A stable alkaline anion exchange membrane water electrolyzer based on a self-healing anode

Designing high-efficiency, stable, and low-cost noble-metal-free water-splitting devices for hydrogen production and understanding their catalytic mechanism are of great significance to solving the energy crisis. Herein, borate-intercalated nickel cobalt iron oxyhydroxide (NiCoFe–Bi) deposited on nickel foam (NF) anode is successfully synthesized via one-step electrodeposition.

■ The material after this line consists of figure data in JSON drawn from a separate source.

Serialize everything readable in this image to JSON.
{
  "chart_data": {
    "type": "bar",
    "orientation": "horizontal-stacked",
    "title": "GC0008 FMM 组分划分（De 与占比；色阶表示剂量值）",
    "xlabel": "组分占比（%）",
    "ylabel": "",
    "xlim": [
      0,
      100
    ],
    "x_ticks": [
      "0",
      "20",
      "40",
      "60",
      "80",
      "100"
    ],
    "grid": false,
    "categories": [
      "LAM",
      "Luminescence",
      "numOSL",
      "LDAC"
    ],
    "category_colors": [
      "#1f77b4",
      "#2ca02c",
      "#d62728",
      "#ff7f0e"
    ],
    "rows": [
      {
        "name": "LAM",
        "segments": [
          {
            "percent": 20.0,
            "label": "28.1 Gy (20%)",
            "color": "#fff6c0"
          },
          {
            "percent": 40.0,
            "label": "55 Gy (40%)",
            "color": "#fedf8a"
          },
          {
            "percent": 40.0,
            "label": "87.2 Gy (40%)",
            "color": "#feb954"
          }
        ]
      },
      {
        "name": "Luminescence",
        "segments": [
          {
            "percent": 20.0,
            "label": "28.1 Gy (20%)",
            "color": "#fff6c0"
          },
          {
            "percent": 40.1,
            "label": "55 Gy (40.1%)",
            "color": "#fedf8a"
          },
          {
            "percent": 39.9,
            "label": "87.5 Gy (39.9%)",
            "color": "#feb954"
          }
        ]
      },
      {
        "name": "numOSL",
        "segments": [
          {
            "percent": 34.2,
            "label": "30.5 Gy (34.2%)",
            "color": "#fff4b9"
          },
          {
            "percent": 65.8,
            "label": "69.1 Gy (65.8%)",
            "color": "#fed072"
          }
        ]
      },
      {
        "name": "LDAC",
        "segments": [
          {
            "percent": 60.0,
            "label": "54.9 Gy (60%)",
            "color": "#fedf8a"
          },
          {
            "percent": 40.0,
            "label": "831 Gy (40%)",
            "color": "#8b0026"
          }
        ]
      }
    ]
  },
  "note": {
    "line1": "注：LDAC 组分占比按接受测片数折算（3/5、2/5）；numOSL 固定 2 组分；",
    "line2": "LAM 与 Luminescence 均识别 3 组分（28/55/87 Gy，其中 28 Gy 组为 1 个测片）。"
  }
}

In the half-cell test, the NiCoFe–Bi/NF anode exhibits an overpotential of 340 mV for OER at the current density of 500 mA cm−2 with a Tafel slope of 30.0 mV/dec at 50 °C. Owing to the unique self-healing mechanism of Fe active centers during the electrolysis process, when coupled with a Co3S4 nanosheet/NF cathode, the resulting anion exchange membrane water electrolyzer (AEMWE) achieved stable hydrogen production for over 100 h with an operating current density of 500 mA/cm2 and a cell voltage of 1.98 V at 50 °C. These results demonstrate the high durability and efficiency of the self-healing catalyst under operational conditions, paving a pathway for industrial applications of AEMWE for hydrogen production.